Сказал и смачно зевнул. Хотелось бы слышать в его словах иронию, но -
лицо у него каменное, глаза спокойно-сонны. Серенький, мятый человечек
вторит ему:
- Верно! Для того и война: или землю чужую захватить, или народу
убавить.
А солдат продолжает:
- К тому же сделана ошибка: отдали Польшу полякам, они и разбежались,
те - к ним, эти - к нам, ну и путаются: своему своего неохота бить...
Большой мужик убеждённо и спокойно говорит:
- Заставят - будут! Было бы кому заставить, а бить - будут. Народ
драться любит...
И вообще об этой гнусной, позорной бойне «обыватели» говорят как о
событии совершенно чуждом им, говорят, как зрители, часто даже со
злорадством, но - я не понимаю: куда, на кого направлено это злорадство?
Вовсе не заметно, чтоб критика «власти» усиливалась и отрицательное
отношение к ней росло. Развивается отвратительный, мещанский анархизм.
Сопоставляя его с мнениями рабочих, ясно видишь, насколько неизмеримо
выше развито у последних понимание трагизма событий и даже чувство
«государственности» или, точнее, человечности. Это заметно даже у
«неорганизованных», не говоря уже о партийцах, как, например,
П.А.Скороходов. На днях он рассуждал:
- Как класс - мы от военного погрома выиграем, и это, конечно,
главное. А всё-таки душа - болит! Стыдно, что воюем. И так жалко народ -
сказать не могу. Ведь подумайте, гибнут самые здоровые люди, а им завтра
работать. Революция потребует себе самых здоровых... Хватит ли нас?

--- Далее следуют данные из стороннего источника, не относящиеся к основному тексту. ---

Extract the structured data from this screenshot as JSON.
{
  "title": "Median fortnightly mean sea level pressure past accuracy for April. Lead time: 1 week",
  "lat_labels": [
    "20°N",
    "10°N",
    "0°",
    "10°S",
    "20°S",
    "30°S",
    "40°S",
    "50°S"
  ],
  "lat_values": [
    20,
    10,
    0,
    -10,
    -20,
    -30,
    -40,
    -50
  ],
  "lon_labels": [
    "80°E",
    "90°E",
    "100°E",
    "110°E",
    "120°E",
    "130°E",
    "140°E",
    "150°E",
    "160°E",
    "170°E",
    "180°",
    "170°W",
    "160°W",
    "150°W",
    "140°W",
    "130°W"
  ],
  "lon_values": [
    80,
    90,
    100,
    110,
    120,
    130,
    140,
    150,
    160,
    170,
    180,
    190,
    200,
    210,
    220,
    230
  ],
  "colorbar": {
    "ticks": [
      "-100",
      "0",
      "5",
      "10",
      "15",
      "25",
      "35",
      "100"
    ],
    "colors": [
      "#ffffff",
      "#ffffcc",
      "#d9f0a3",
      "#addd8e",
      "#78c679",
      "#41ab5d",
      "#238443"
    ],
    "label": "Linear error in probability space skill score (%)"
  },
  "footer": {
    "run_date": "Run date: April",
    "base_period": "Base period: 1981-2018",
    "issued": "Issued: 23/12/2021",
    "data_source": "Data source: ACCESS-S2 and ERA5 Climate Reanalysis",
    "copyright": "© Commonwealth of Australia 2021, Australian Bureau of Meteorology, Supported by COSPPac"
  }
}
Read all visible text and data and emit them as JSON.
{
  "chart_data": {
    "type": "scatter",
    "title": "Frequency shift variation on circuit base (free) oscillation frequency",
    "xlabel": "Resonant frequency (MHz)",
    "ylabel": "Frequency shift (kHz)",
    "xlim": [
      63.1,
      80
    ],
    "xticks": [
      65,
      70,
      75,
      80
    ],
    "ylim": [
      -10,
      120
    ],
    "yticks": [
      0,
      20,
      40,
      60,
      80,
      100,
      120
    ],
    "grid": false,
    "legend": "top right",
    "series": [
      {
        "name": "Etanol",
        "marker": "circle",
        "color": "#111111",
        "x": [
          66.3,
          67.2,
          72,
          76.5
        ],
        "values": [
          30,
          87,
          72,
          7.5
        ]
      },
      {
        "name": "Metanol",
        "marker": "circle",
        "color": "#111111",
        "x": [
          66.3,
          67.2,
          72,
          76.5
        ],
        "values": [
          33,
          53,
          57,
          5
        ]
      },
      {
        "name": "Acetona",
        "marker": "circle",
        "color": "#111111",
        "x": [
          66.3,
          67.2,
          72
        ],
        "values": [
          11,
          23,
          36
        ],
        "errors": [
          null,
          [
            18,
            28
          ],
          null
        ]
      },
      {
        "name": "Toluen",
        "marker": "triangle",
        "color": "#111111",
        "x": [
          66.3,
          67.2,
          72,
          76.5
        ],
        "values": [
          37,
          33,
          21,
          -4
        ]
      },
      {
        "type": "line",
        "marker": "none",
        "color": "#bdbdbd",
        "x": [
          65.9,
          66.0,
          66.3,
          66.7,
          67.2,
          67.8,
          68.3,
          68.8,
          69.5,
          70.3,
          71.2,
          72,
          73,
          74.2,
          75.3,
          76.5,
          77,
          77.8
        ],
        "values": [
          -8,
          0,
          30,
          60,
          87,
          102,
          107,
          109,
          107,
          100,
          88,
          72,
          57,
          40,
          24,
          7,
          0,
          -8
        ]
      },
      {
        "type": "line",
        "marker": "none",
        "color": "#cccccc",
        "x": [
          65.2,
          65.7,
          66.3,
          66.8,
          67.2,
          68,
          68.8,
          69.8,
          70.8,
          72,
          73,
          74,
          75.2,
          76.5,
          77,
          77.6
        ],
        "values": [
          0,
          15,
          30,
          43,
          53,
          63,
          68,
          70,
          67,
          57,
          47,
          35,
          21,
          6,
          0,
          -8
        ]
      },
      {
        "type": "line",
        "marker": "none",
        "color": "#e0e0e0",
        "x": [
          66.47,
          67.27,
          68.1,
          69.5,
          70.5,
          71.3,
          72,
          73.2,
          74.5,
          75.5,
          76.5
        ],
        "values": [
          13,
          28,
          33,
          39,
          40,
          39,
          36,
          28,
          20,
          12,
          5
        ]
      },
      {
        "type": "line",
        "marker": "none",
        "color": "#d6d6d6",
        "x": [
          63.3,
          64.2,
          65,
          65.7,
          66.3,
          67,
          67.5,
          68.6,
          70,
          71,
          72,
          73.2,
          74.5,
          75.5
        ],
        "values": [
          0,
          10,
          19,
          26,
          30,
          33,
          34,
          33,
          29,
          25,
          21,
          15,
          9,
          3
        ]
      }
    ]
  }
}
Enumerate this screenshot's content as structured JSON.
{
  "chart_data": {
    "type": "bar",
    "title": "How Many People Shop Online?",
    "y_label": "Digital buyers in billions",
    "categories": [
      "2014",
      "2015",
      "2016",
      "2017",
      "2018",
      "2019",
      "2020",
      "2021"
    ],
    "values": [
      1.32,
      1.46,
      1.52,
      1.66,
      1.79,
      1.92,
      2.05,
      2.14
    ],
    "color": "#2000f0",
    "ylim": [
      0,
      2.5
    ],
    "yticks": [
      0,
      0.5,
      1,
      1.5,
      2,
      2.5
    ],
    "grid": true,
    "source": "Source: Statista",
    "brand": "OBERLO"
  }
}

Хорошо понимает значение культуры:
- Это глупо - говорить, что культура буржуазна и мне вредна. Культура
- наша, законное наше дело и наследство. Мы сами разберём, что лишнее и
вредное, сами и отбросим. Сначала надо поглядеть, что чего стоит. Кроме
нас, никто не смеет распоряжаться. Недавно у нас, на Сампсониевском, один
мил друг часа полтора культуру уничтожал, я думал: человек этот хочет
доказать мне, что лапоть лучше сапога. Учителя, тоже! Уши рвать надо
таким...
Профессор 3., бактериолог, рассказал мне:
- Однажды, в присутствии генерала Б., я сказал, что хорошо бы иметь
обезьян для некоторых моих опытов. Генерал серьёзно спросил:
- «А - жиды не годятся? Тут у меня жиды есть, шпионы, я их всё равно
повешу, берите жидов!»
- И, не дожидаясь моего ответа, он послал офицера узнать: сколько
имеется шпионов, обречённых на виселицу? Я стал доказывать его
превосходительству, что для моих опытов люди не годятся, но он, не понимая
меня, говорил, вытаращив глаза:
- «Но ведь люди всё-таки умнее обезьян; ведь если вы вспрыснете
человеку какой-нибудь яд, он вам скажет, что чувствует, а обезьяна - не
скажет!»
- Возвратился офицер и доложил, что среди арестованных по подозрению в
шпионаже нет ни одного еврея, все цыгане и румыны.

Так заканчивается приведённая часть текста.